The announce team was using the fairly standard Sennheiser HMD25 headset, which provided good noise rejection from nearby suites, but the exposed position could leave them vulnerable to wind noise, so Pfannerstill doubled the windscreens on the boom mics.
He had an easier time of it with field microphones. “The lower camera pits next to the third-base dugout have lots of cable in them,” he says. The mixer had brought along microphones from a package provided by Audio-Technica to Notre Dame for this season’s use. AT4022 and BP4025 stereo condenser mics were used to capture front and surround crowd ambience effects. (The AT8022’s battery option lets it avoid phantom-power issues for longer cable runs.) The first-base camera pit was used for connectivity to the red-hat commercial-timeout coordinator.

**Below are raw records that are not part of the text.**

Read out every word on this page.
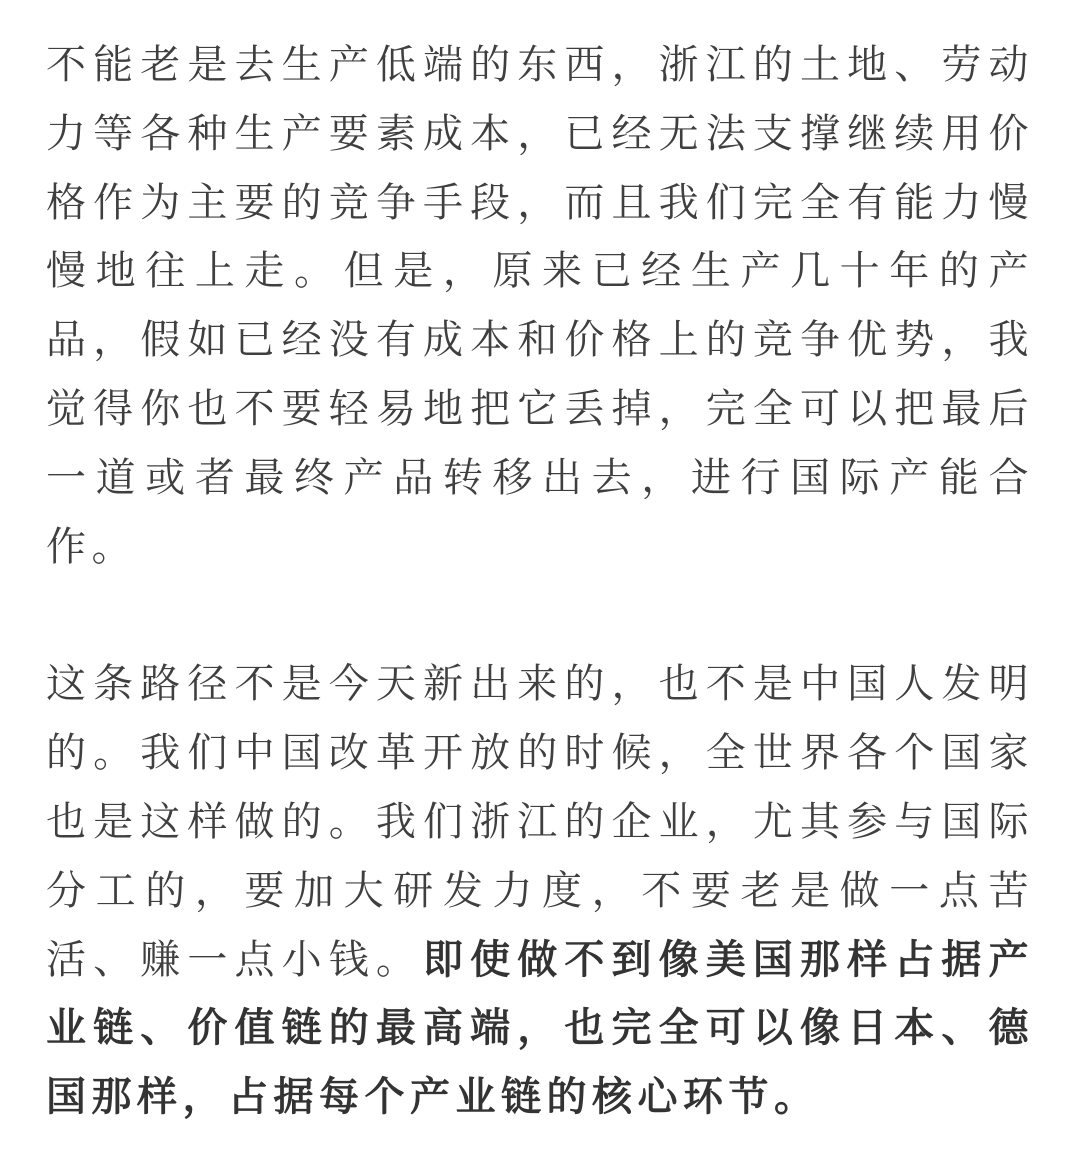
不能老是去生产低端的东西，浙江的土地、劳动力等各种生产要素成本，已经无法支撑继续用价格作为主要的竞争手段，而且我们完全有能力慢慢地往上走。但是，原来已经生产几十年的产品，假如已经没有成本和价格上的竞争优势，我觉得你也不要轻易地把它丢掉，完全可以把最后一道或者最终产品转移出去，进行国际产能合作。

这条路径不是今天新出来的，也不是中国人发明的。我们中国改革开放的时候，全世界各个国家也是这样做的。我们浙江的企业，尤其参与国际分工的，要加大研发力度，不要老是做一点苦活、赚一点小钱。即使做不到像美国那样占据产业链、价值链的最高端，也完全可以像日本、德国那样，占据每个产业链的核心环节。
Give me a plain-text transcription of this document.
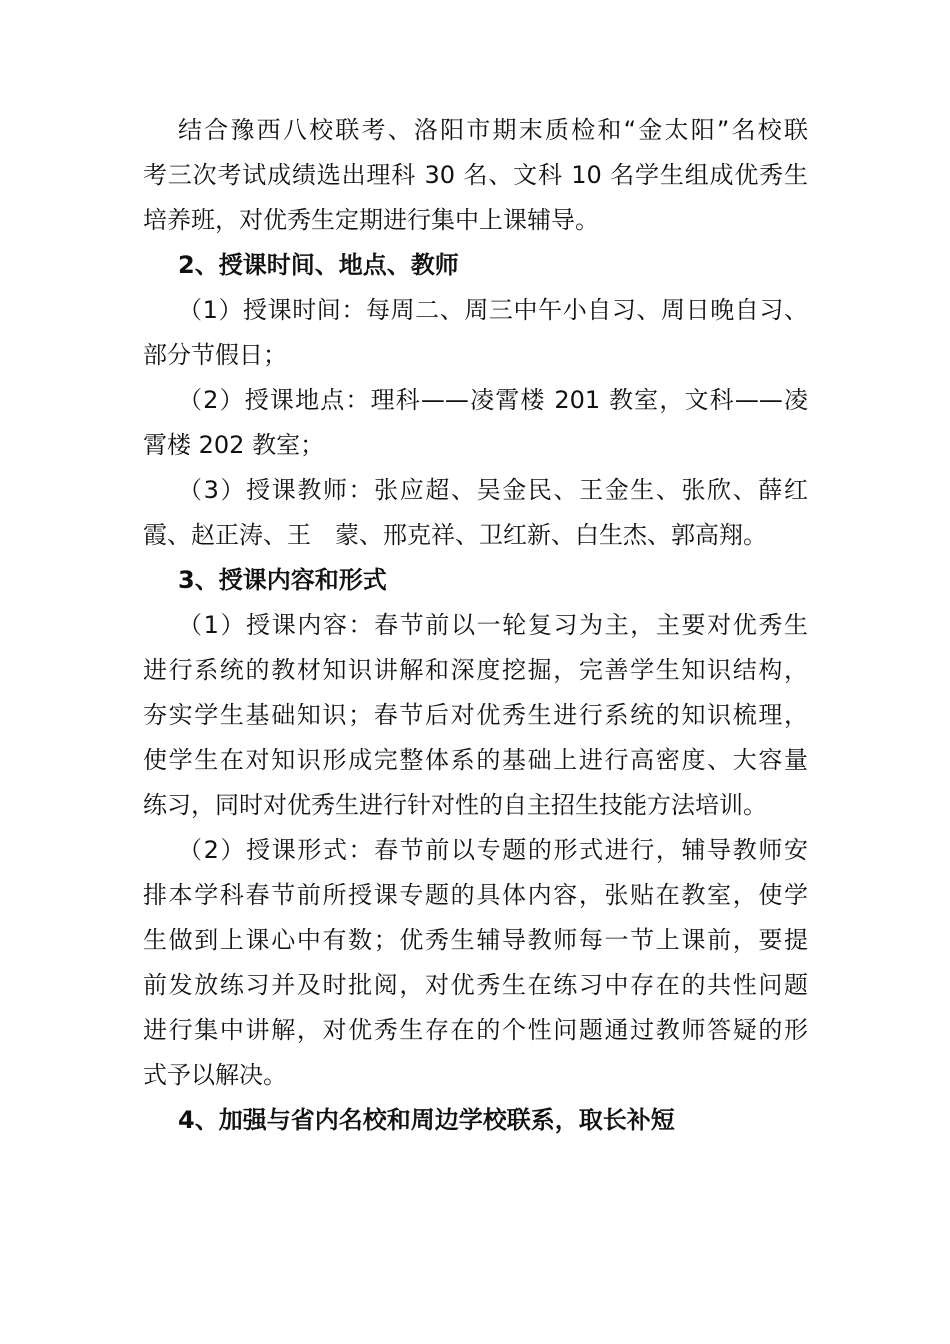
结合豫西八校联考、洛阳市期末质检和“金太阳”名校联
考三次考试成绩选出理科 30 名、文科 10 名学生组成优秀生
培养班，对优秀生定期进行集中上课辅导。
2、授课时间、地点、教师
（1）授课时间：每周二、周三中午小自习、周日晚自习、
部分节假日；
（2）授课地点：理科——凌霄楼 201 教室，文科——凌
霄楼 202 教室；
（3）授课教师：张应超、吴金民、王金生、张欣、薛红
霞、赵正涛、王　蒙、邢克祥、卫红新、白生杰、郭高翔。
3、授课内容和形式
（1）授课内容：春节前以一轮复习为主，主要对优秀生
进行系统的教材知识讲解和深度挖掘，完善学生知识结构，
夯实学生基础知识；春节后对优秀生进行系统的知识梳理，
使学生在对知识形成完整体系的基础上进行高密度、大容量
练习，同时对优秀生进行针对性的自主招生技能方法培训。
（2）授课形式：春节前以专题的形式进行，辅导教师安
排本学科春节前所授课专题的具体内容，张贴在教室，使学
生做到上课心中有数；优秀生辅导教师每一节上课前，要提
前发放练习并及时批阅，对优秀生在练习中存在的共性问题
进行集中讲解，对优秀生存在的个性问题通过教师答疑的形
式予以解决。
4、加强与省内名校和周边学校联系，取长补短
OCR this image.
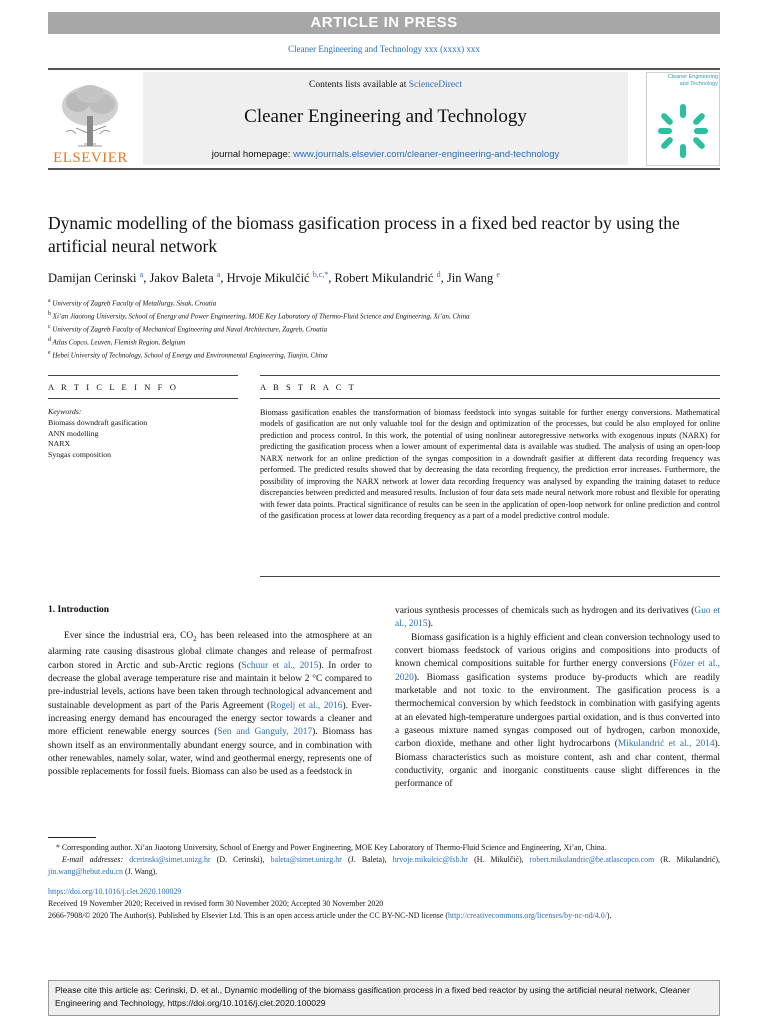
ARTICLE IN PRESS
Cleaner Engineering and Technology xxx (xxxx) xxx
ELSEVIER
Contents lists available at ScienceDirect
Cleaner Engineering and Technology
journal homepage: www.journals.elsevier.com/cleaner-engineering-and-technology
Cleaner Engineering and Technology
Dynamic modelling of the biomass gasification process in a fixed bed reactor by using the artificial neural network
Damijan Cerinski $^a$, Jakov Baleta $^a$, Hrvoje Mikulčić $^{b,c,*}$, Robert Mikulandrić $^d$, Jin Wang $^e$
$^a$ University of Zagreb Faculty of Metallurgy, Sisak, Croatia
$^b$ Xi’an Jiaotong University, School of Energy and Power Engineering, MOE Key Laboratory of Thermo-Fluid Science and Engineering, Xi’an, China
$^c$ University of Zagreb Faculty of Mechanical Engineering and Naval Architecture, Zagreb, Croatia
$^d$ Atlas Copco, Leuven, Flemish Region, Belgium
$^e$ Hebei University of Technology, School of Energy and Environmental Engineering, Tianjin, China
A R T I C L E I N F O	A B S T R A C T
Keywords:
Biomass downdraft gasification
ANN modelling
NARX
Syngas composition
Biomass gasification enables the transformation of biomass feedstock into syngas suitable for further energy conversions. Mathematical models of gasification are not only valuable tool for the design and optimization of the processes, but could be also employed for online prediction and process control. In this work, the potential of using nonlinear autoregressive networks with exogenous inputs (NARX) for predicting the gasification process when a lower amount of experimental data is available was studied. The analysis of using an open-loop NARX network for an online prediction of the syngas composition in a downdraft gasifier at different data recording frequency was performed. The predicted results showed that by decreasing the data recording frequency, the prediction error increases. Furthermore, the possibility of improving the NARX network at lower data recording frequency was analysed by expanding the training dataset to reduce discrepancies between predicted and measured results. Inclusion of four data sets made neural network more robust and flexible for operating with fewer data points. Practical significance of results can be seen in the application of open-loop network for online prediction and control of the gasification process at lower data recording frequency as a part of a model predictive control module.
1. Introduction

Ever since the industrial era, $CO_2$ has been released into the atmosphere at an alarming rate causing disastrous global climate changes and release of permafrost carbon stored in Arctic and sub-Arctic regions (Schuur et al., 2015). In order to decrease the global average temperature rise and maintain it below 2 °C compared to pre-industrial levels, actions have been taken through technological advancement and sustainable development as part of the Paris Agreement (Rogelj et al., 2016). Ever-increasing energy demand has encouraged the energy sector towards a cleaner and more efficient renewable energy sources (Sen and Ganguly, 2017). Biomass has shown itself as an environmentally abundant energy source, and in combination with other renewables, namely solar, water, wind and geothermal energy, represents one of possible replacements for fossil fuels. Biomass can also be used as a feedstock in

various synthesis processes of chemicals such as hydrogen and its derivatives (Guo et al., 2015).

Biomass gasification is a highly efficient and clean conversion technology used to convert biomass feedstock of various origins and compositions into products of known chemical compositions suitable for further energy conversions (Fózer et al., 2020). Biomass gasification systems produce by-products which are readily marketable and not toxic to the environment. The gasification process is a thermochemical conversion by which feedstock in combination with gasifying agents at an elevated high-temperature undergoes partial oxidation, and is thus converted into a gaseous mixture named syngas composed out of hydrogen, carbon monoxide, carbon dioxide, methane and other light hydrocarbons (Mikulandrić et al., 2014). Biomass characteristics such as moisture content, ash and char content, thermal conductivity, organic and inorganic constituents cause slight differences in the performance of

* Corresponding author. Xi’an Jiaotong University, School of Energy and Power Engineering, MOE Key Laboratory of Thermo-Fluid Science and Engineering, Xi’an, China.
E-mail addresses: dcerinski@simet.unizg.hr (D. Cerinski), baleta@simet.unizg.hr (J. Baleta), hrvoje.mikulcic@fsb.hr (H. Mikulčić), robert.mikulandric@be.atlascopco.com (R. Mikulandrić), jin.wang@hebut.edu.cn (J. Wang).
https://doi.org/10.1016/j.clet.2020.100029
Received 19 November 2020; Received in revised form 30 November 2020; Accepted 30 November 2020
2666-7908/© 2020 The Author(s). Published by Elsevier Ltd. This is an open access article under the CC BY-NC-ND license (http://creativecommons.org/licenses/by-nc-nd/4.0/).
Please cite this article as: Cerinski, D. et al., Dynamic modelling of the biomass gasification process in a fixed bed reactor by using the artificial neural network, Cleaner Engineering and Technology, https://doi.org/10.1016/j.clet.2020.100029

“Audio-Technica was a great partner this year,” Pfannerstill says. “They provided us with a bunch of microphones for Notre Dame’s season and for this game. I had several of their short shotgun mics on the handheld cameras as well.”
And the effort had another payoff: the cabling installed in the luxury boxes to handle audio will remain in place, in the tier’s dropped ceiling, for the Dec. 30 inaugural New Era Pinstripe Bowl, featuring the fourth-place team from the Big East against the seventh-place team from the Big 12.
Adds Pfannerstill, “The whole thing turned out great. So yes, you can play football in Yankee Stadium.”